On May 3 2011 the Dutch financial supervisors, the Dutch Authority of the Financial Markets and the Dutch Central Bank issued a joint statement on private initiatives known as crowd funding, crowd sourcing, or peer-to-peer financing. These initiatives are alternative forms of financing, offering private parties and companies a way to lend and borrower money without the involvement of a (licensed) bank.
The transactions are mostly carried out through a platform on the internet (in various manners and constructions). Such an internet platform serves as an intermediary, whereby money is being lenT from the party offering money (lender) to a party requesting money (the borrower) for a specific purpose. The purpose of the loan can either be of an idealistic nature or of a commercial nature, such as setting up a business. In case of a commercial loan the lending party will in most instances receive some sort of consideration such as interest or part of the proceeds in a newly-established business.
The mechanisms of the different crowd funding platforms vary, although there are some common features that characterise the crowd funding initiatives. Firstly, most platforms offer the potential lenders information on the purpose of the loan and the creditworthiness of the potential borrower. The criteria for creditworthiness are often, in different degrees of care and accuracy, based on information that the platform itself collected based on the identity and creditworthiness of the potential borrower. On the basis of this information and an assessment of the risks and expected return, a lender selects a matching borrower. Secondly, the platform plays an intermediary role in the financial transactions between the lender and borrower. It arranges the contractual basis of the transaction, the execution thereof as well as the collection of the agreed compensation and repayments.

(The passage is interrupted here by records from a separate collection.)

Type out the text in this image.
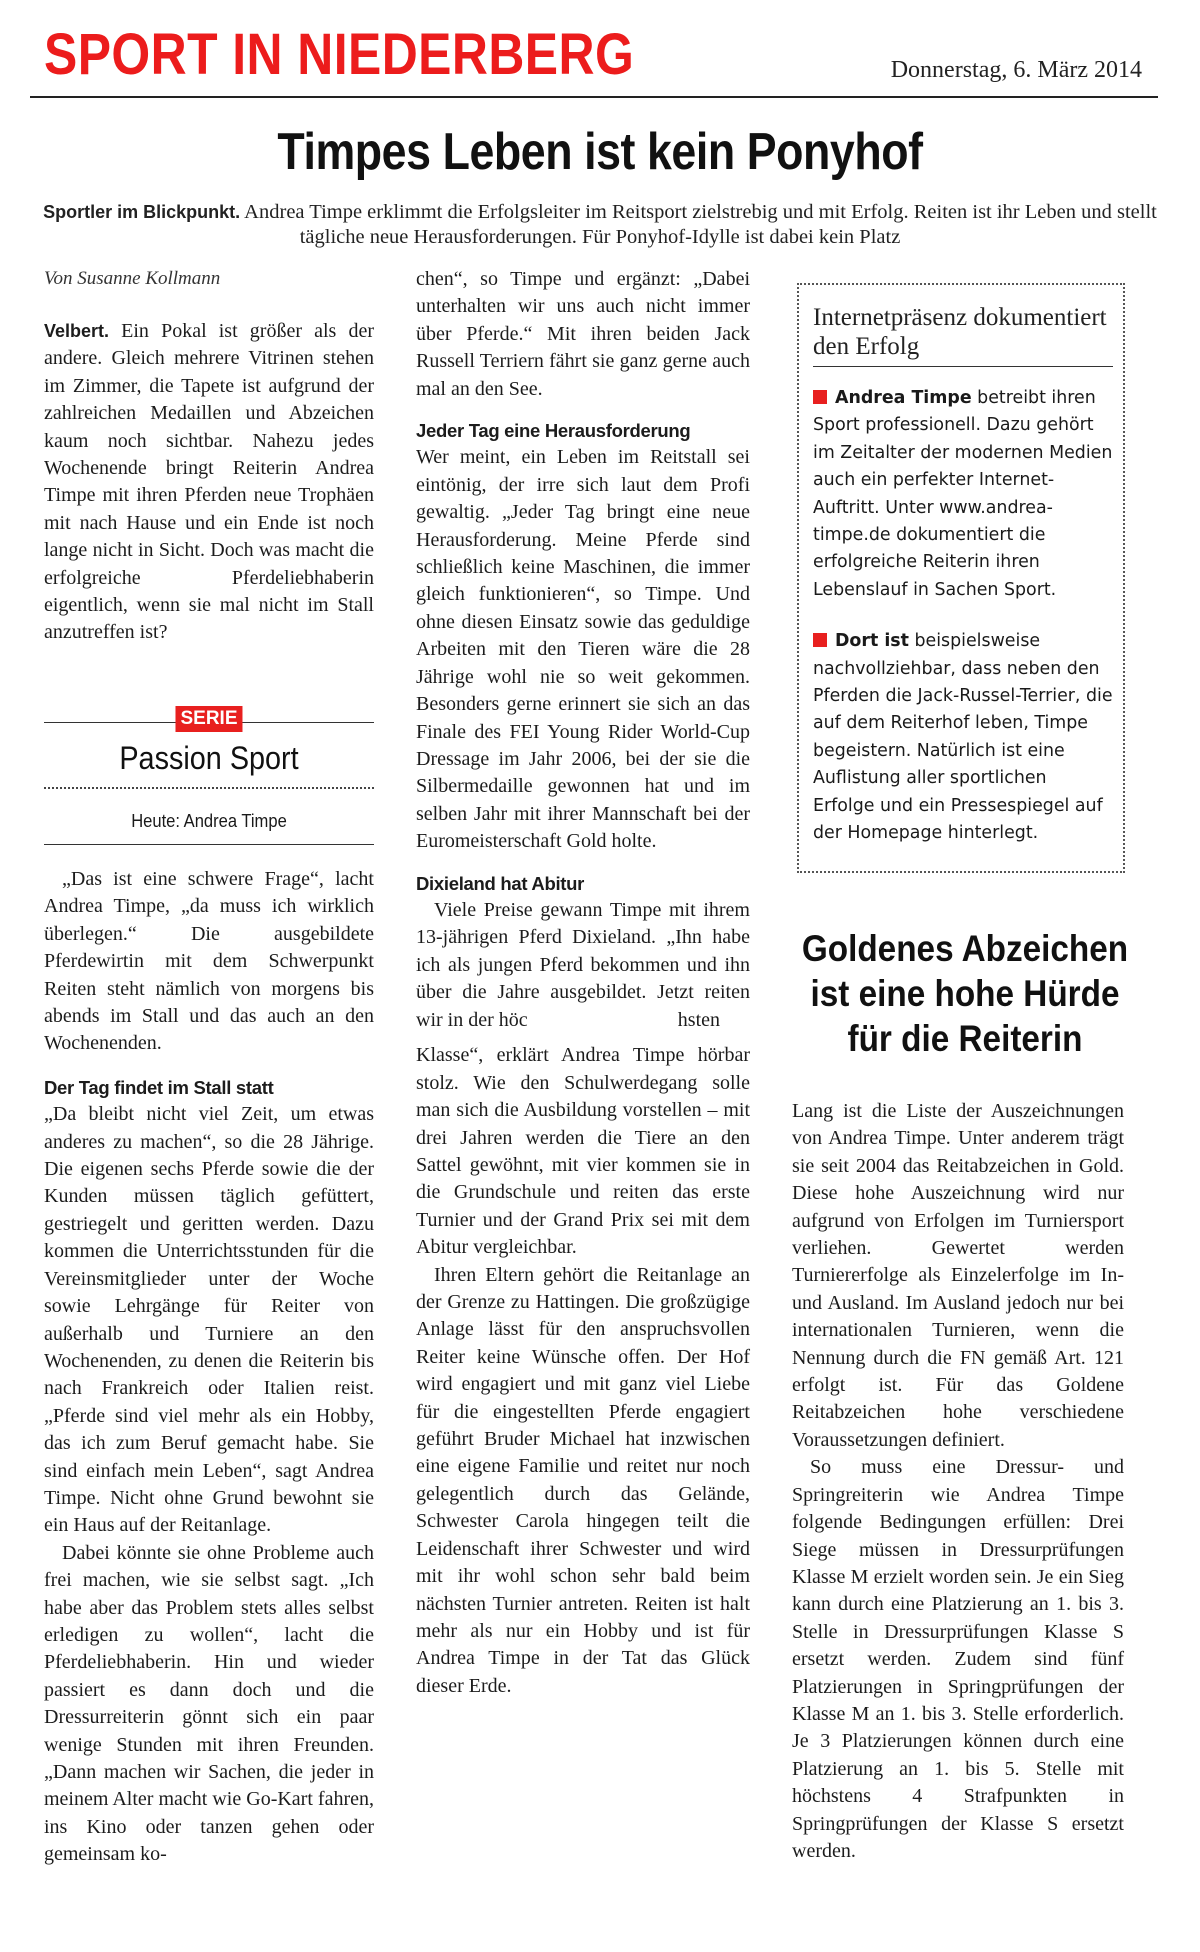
SPORT IN NIEDERBERG	Donnerstag, 6. März 2014
Timpes Leben ist kein Ponyhof
Sportler im Blickpunkt. Andrea Timpe erklimmt die Erfolgsleiter im Reitsport zielstrebig und mit Erfolg. Reiten ist ihr Leben und stellt tägliche neue Herausforderungen. Für Ponyhof-Idylle ist dabei kein Platz
Von Susanne Kollmann

Velbert. Ein Pokal ist größer als der andere. Gleich mehrere Vitrinen stehen im Zimmer, die Tapete ist aufgrund der zahlreichen Medaillen und Abzeichen kaum noch sichtbar. Nahezu jedes Wochenende bringt Reiterin Andrea Timpe mit ihren Pferden neue Trophäen mit nach Hause und ein Ende ist noch lange nicht in Sicht. Doch was macht die erfolgreiche Pferdeliebhaberin eigentlich, wenn sie mal nicht im Stall anzutreffen ist?

SERIE
Passion Sport
Heute: Andrea Timpe

„Das ist eine schwere Frage“, lacht Andrea Timpe, „da muss ich wirklich überlegen.“ Die ausgebildete Pferdewirtin mit dem Schwerpunkt Reiten steht nämlich von morgens bis abends im Stall und das auch an den Wochenenden.

Der Tag findet im Stall statt

„Da bleibt nicht viel Zeit, um etwas anderes zu machen“, so die 28 Jährige. Die eigenen sechs Pferde sowie die der Kunden müssen täglich gefüttert, gestriegelt und geritten werden. Dazu kommen die Unterrichtsstunden für die Vereinsmitglieder unter der Woche sowie Lehrgänge für Reiter von außerhalb und Turniere an den Wochenenden, zu denen die Reiterin bis nach Frankreich oder Italien reist. „Pferde sind viel mehr als ein Hobby, das ich zum Beruf gemacht habe. Sie sind einfach mein Leben“, sagt Andrea Timpe. Nicht ohne Grund bewohnt sie ein Haus auf der Reitanlage.

Dabei könnte sie ohne Probleme auch frei machen, wie sie selbst sagt. „Ich habe aber das Problem stets alles selbst erledigen zu wollen“, lacht die Pferdeliebhaberin. Hin und wieder passiert es dann doch und die Dressurreiterin gönnt sich ein paar wenige Stunden mit ihren Freunden. „Dann machen wir Sachen, die jeder in meinem Alter macht wie Go-Kart fahren, ins Kino oder tanzen gehen oder gemeinsam ko-

chen“, so Timpe und ergänzt: „Dabei unterhalten wir uns auch nicht immer über Pferde.“ Mit ihren beiden Jack Russell Terriern fährt sie ganz gerne auch mal an den See.

Jeder Tag eine Herausforderung

Wer meint, ein Leben im Reitstall sei eintönig, der irre sich laut dem Profi gewaltig. „Jeder Tag bringt eine neue Herausforderung. Meine Pferde sind schließlich keine Maschinen, die immer gleich funktionieren“, so Timpe. Und ohne diesen Einsatz sowie das geduldige Arbeiten mit den Tieren wäre die 28 Jährige wohl nie so weit gekommen. Besonders gerne erinnert sie sich an das Finale des FEI Young Rider World-Cup Dressage im Jahr 2006, bei der sie die Silbermedaille gewonnen hat und im selben Jahr mit ihrer Mannschaft bei der Euromeisterschaft Gold holte.

Dixieland hat Abitur

Viele Preise gewann Timpe mit ihrem 13-jährigen Pferd Dixieland. „Ihn habe ich als jungen Pferd bekommen und ihn über die Jahre ausgebildet. Jetzt reiten wir in der höc	hsten

Klasse“, erklärt Andrea Timpe hörbar stolz. Wie den Schulwerdegang solle man sich die Ausbildung vorstellen – mit drei Jahren werden die Tiere an den Sattel gewöhnt, mit vier kommen sie in die Grundschule und reiten das erste Turnier und der Grand Prix sei mit dem Abitur vergleichbar.

Ihren Eltern gehört die Reitanlage an der Grenze zu Hattingen. Die großzügige Anlage lässt für den anspruchsvollen Reiter keine Wünsche offen. Der Hof wird engagiert und mit ganz viel Liebe für die eingestellten Pferde engagiert geführt Bruder Michael hat inzwischen eine eigene Familie und reitet nur noch gelegentlich durch das Gelände, Schwester Carola hingegen teilt die Leidenschaft ihrer Schwester und wird mit ihr wohl schon sehr bald beim nächsten Turnier antreten. Reiten ist halt mehr als nur ein Hobby und ist für Andrea Timpe in der Tat das Glück dieser Erde.

Internetpräsenz dokumentiert den Erfolg

Andrea Timpe betreibt ihren Sport professionell. Dazu gehört im Zeitalter der modernen Medien auch ein perfekter Internet-Auftritt. Unter www.andrea-timpe.de dokumentiert die erfolgreiche Reiterin ihren Lebenslauf in Sachen Sport.

Dort ist beispielsweise nachvollziehbar, dass neben den Pferden die Jack-Russel-Terrier, die auf dem Reiterhof leben, Timpe begeistern. Natürlich ist eine Auflistung aller sportlichen Erfolge und ein Pressespiegel auf der Homepage hinterlegt.

Goldenes Abzeichen ist eine hohe Hürde für die Reiterin

Lang ist die Liste der Auszeichnungen von Andrea Timpe. Unter anderem trägt sie seit 2004 das Reitabzeichen in Gold. Diese hohe Auszeichnung wird nur aufgrund von Erfolgen im Turniersport verliehen. Gewertet werden Turniererfolge als Einzelerfolge im In- und Ausland. Im Ausland jedoch nur bei internationalen Turnieren, wenn die Nennung durch die FN gemäß Art. 121 erfolgt ist. Für das Goldene Reitabzeichen hohe verschiedene Voraussetzungen definiert.

So muss eine Dressur- und Springreiterin wie Andrea Timpe folgende Bedingungen erfüllen: Drei Siege müssen in Dressurprüfungen Klasse M erzielt worden sein. Je ein Sieg kann durch eine Platzierung an 1. bis 3. Stelle in Dressurprüfungen Klasse S ersetzt werden. Zudem sind fünf Platzierungen in Springprüfungen der Klasse M an 1. bis 3. Stelle erforderlich. Je 3 Platzierungen können durch eine Platzierung an 1. bis 5. Stelle mit höchstens 4 Strafpunkten in Springprüfungen der Klasse S ersetzt werden.
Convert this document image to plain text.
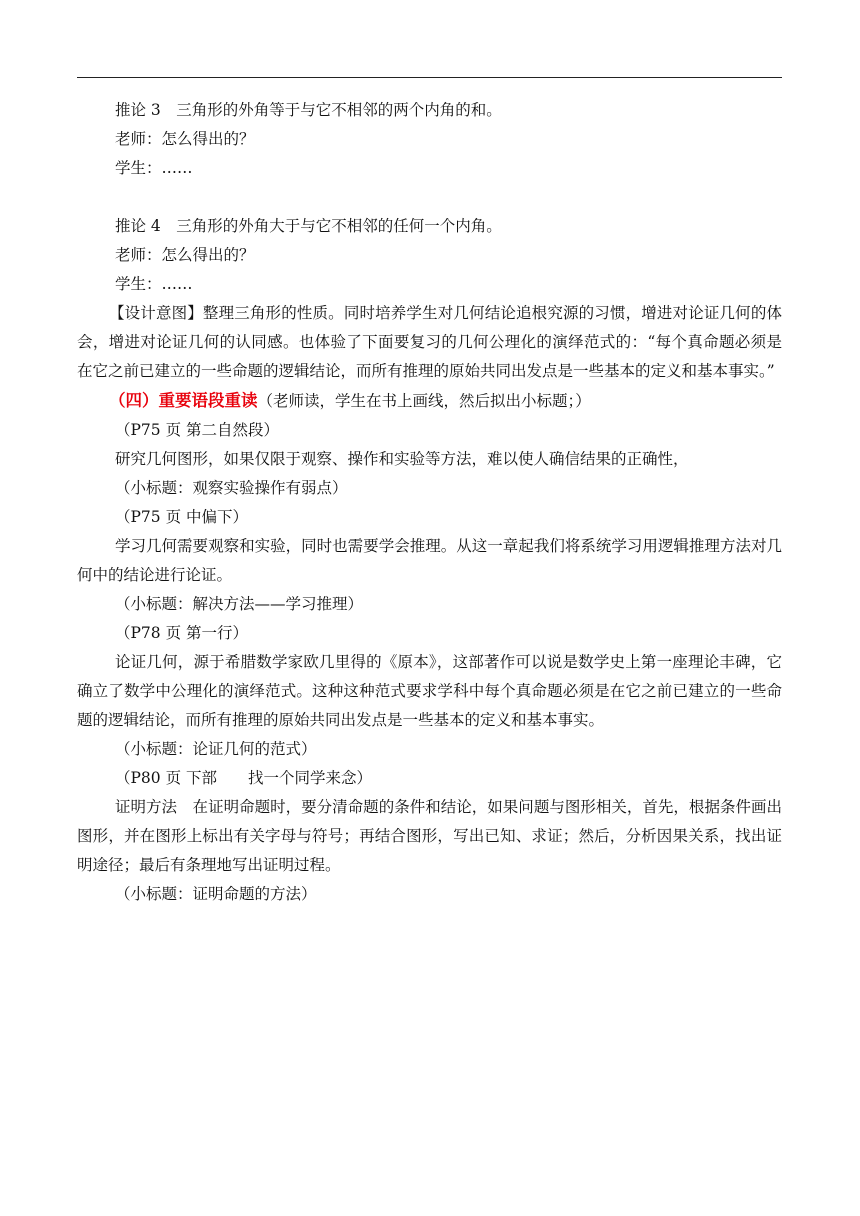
推论 3　三角形的外角等于与它不相邻的两个内角的和。

老师：怎么得出的？

学生：……

推论 4　三角形的外角大于与它不相邻的任何一个内角。

老师：怎么得出的？

学生：……

【设计意图】整理三角形的性质。同时培养学生对几何结论追根究源的习惯，增进对论证几何的体会，增进对论证几何的认同感。也体验了下面要复习的几何公理化的演绎范式的：“每个真命题必须是在它之前已建立的一些命题的逻辑结论，而所有推理的原始共同出发点是一些基本的定义和基本事实。”

（四）重要语段重读（老师读，学生在书上画线，然后拟出小标题；）

（P75 页 第二自然段）

研究几何图形，如果仅限于观察、操作和实验等方法，难以使人确信结果的正确性，

（小标题：观察实验操作有弱点）

（P75 页 中偏下）

学习几何需要观察和实验，同时也需要学会推理。从这一章起我们将系统学习用逻辑推理方法对几何中的结论进行论证。

（小标题：解决方法——学习推理）

（P78 页 第一行）

论证几何，源于希腊数学家欧几里得的《原本》，这部著作可以说是数学史上第一座理论丰碑，它确立了数学中公理化的演绎范式。这种这种范式要求学科中每个真命题必须是在它之前已建立的一些命题的逻辑结论，而所有推理的原始共同出发点是一些基本的定义和基本事实。

（小标题：论证几何的范式）

（P80 页 下部　　找一个同学来念）

证明方法　在证明命题时，要分清命题的条件和结论，如果问题与图形相关，首先，根据条件画出图形，并在图形上标出有关字母与符号；再结合图形，写出已知、求证；然后，分析因果关系，找出证明途径；最后有条理地写出证明过程。

（小标题：证明命题的方法）
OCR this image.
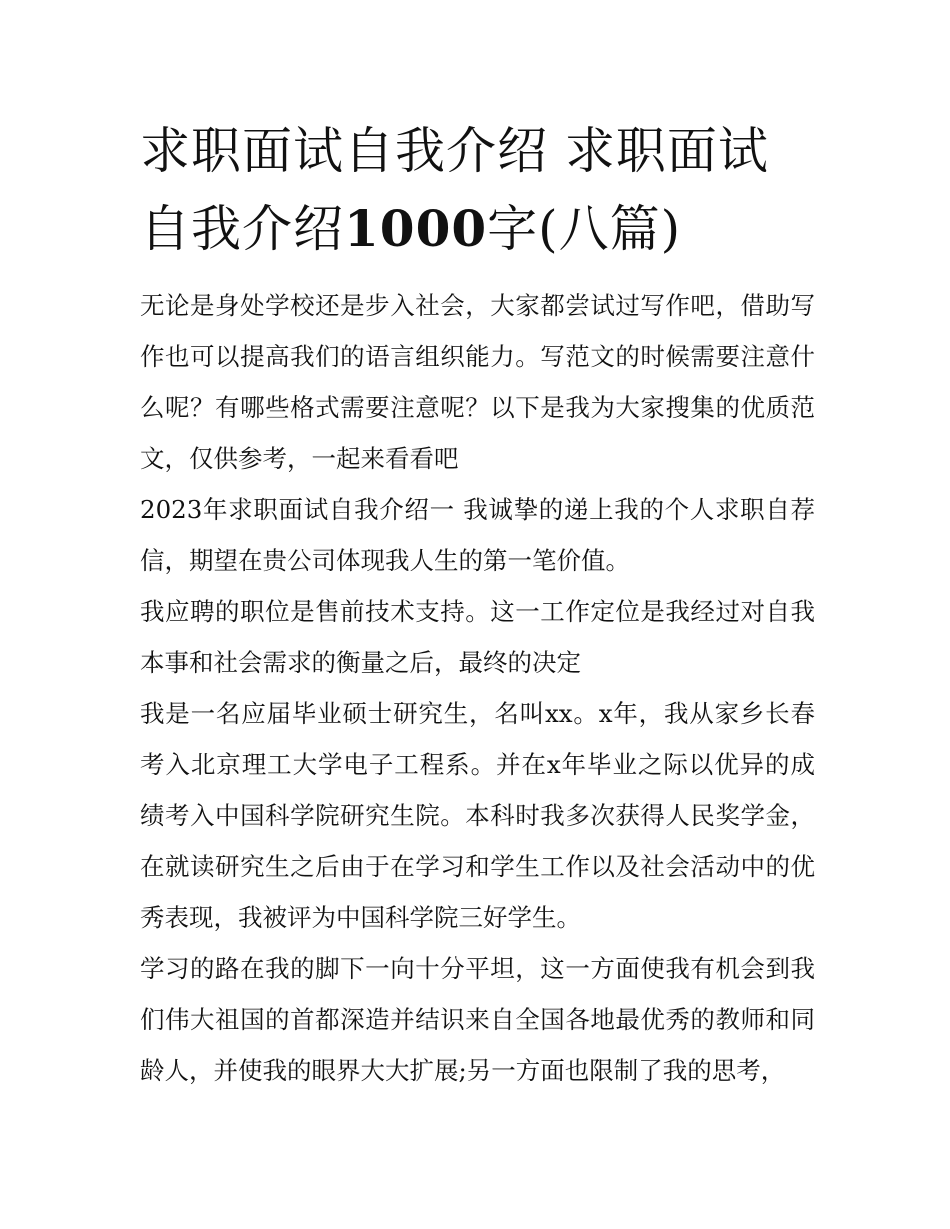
求职面试自我介绍 求职面试自我介绍1000字(八篇)

无论是身处学校还是步入社会，大家都尝试过写作吧，借助写作也可以提高我们的语言组织能力。写范文的时候需要注意什么呢？有哪些格式需要注意呢？以下是我为大家搜集的优质范文，仅供参考，一起来看看吧

2023年求职面试自我介绍一 我诚挚的递上我的个人求职自荐信，期望在贵公司体现我人生的第一笔价值。

我应聘的职位是售前技术支持。这一工作定位是我经过对自我本事和社会需求的衡量之后，最终的决定

我是一名应届毕业硕士研究生，名叫xx。x年，我从家乡长春考入北京理工大学电子工程系。并在x年毕业之际以优异的成绩考入中国科学院研究生院。本科时我多次获得人民奖学金，在就读研究生之后由于在学习和学生工作以及社会活动中的优秀表现，我被评为中国科学院三好学生。

学习的路在我的脚下一向十分平坦，这一方面使我有机会到我们伟大祖国的首都深造并结识来自全国各地最优秀的教师和同龄人，并使我的眼界大大扩展;另一方面也限制了我的思考，
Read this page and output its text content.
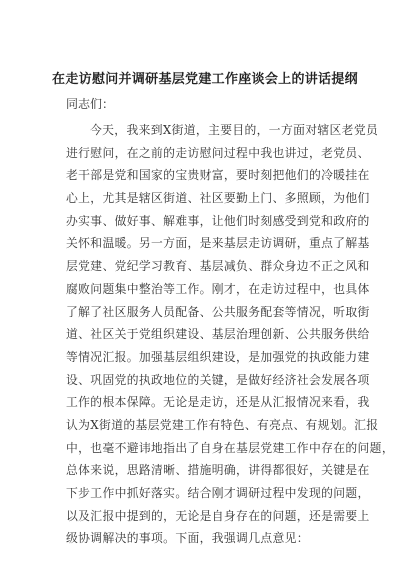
在走访慰问并调研基层党建工作座谈会上的讲话提纲
同志们：
今天，我来到X街道，主要目的，一方面对辖区老党员
进行慰问，在之前的走访慰问过程中我也讲过，老党员、
老干部是党和国家的宝贵财富，要时刻把他们的冷暖挂在
心上，尤其是辖区街道、社区要勤上门、多照顾，为他们
办实事、做好事、解难事，让他们时刻感受到党和政府的
关怀和温暖。另一方面，是来基层走访调研，重点了解基
层党建、党纪学习教育、基层减负、群众身边不正之风和
腐败问题集中整治等工作。刚才，在走访过程中，也具体
了解了社区服务人员配备、公共服务配套等情况，听取街
道、社区关于党组织建设、基层治理创新、公共服务供给
等情况汇报。加强基层组织建设，是加强党的执政能力建
设、巩固党的执政地位的关键，是做好经济社会发展各项
工作的根本保障。无论是走访，还是从汇报情况来看，我
认为X街道的基层党建工作有特色、有亮点、有规划。汇报
中，也毫不避讳地指出了自身在基层党建工作中存在的问题，
总体来说，思路清晰、措施明确，讲得都很好，关键是在
下步工作中抓好落实。结合刚才调研过程中发现的问题，
以及汇报中提到的，无论是自身存在的问题，还是需要上
级协调解决的事项。下面，我强调几点意见：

The Dutch financial supervisors note in their joint statement that the objectives and structure of crowd funding initiatives differ. It is therefore not possible to determine beforehand which statutory provisions apply to the differently structured initiatives. Depending on the structure and purpose of a platform, it could be that certain provisions of the Dutch Act on Financial Supervision (AFS) must be considered. For example section 3:5 of the AFS prohibits parties to, outside of a restricted circle, attract, receive or have at their disposal repayable funds from others than professional market parties.
This provision could be relevant if the structure of a crowd funding platform is set up in such a way that the platform retains the funds too long and it could be argued that it has repayable funds at its disposal. This prohibition is intended to prevent private parties or companies other than banks from attracting funds from the public. Furthermore, it is forbidden under the AFS to act as a bank, that is to attract repayable funds from the public and to on-lend these funds, in the Netherlands without the required licence from the Dutch Central Bank.
Also, again depending on the setup and structure of the platform and the nature of the activities, other AFS provisions could be applicable for the platform or parties associated with the platform. Most of these provisions relate to AFS licence requirements, for example for the offering of investment objects (section 2:55 AFS), the offering of credit (section 2:60AFS), the offering of participations in an investment institution (section 2:65 AFS), or intermediary services with regard to credit, insurance or financial products (section 2:80 AFS). Furthermore, AFS provisions with respect to the rendering of investment services or activities (section 2:96 AFS) as well as certain (transparency) obligations, such as providing an approved prospectus when offering securities (section 5:2 AFS), could be applicable.
The Dutch financial supervisors caution market parties to carefully consider which (AFS) statutory provisions could be applicable to their activities.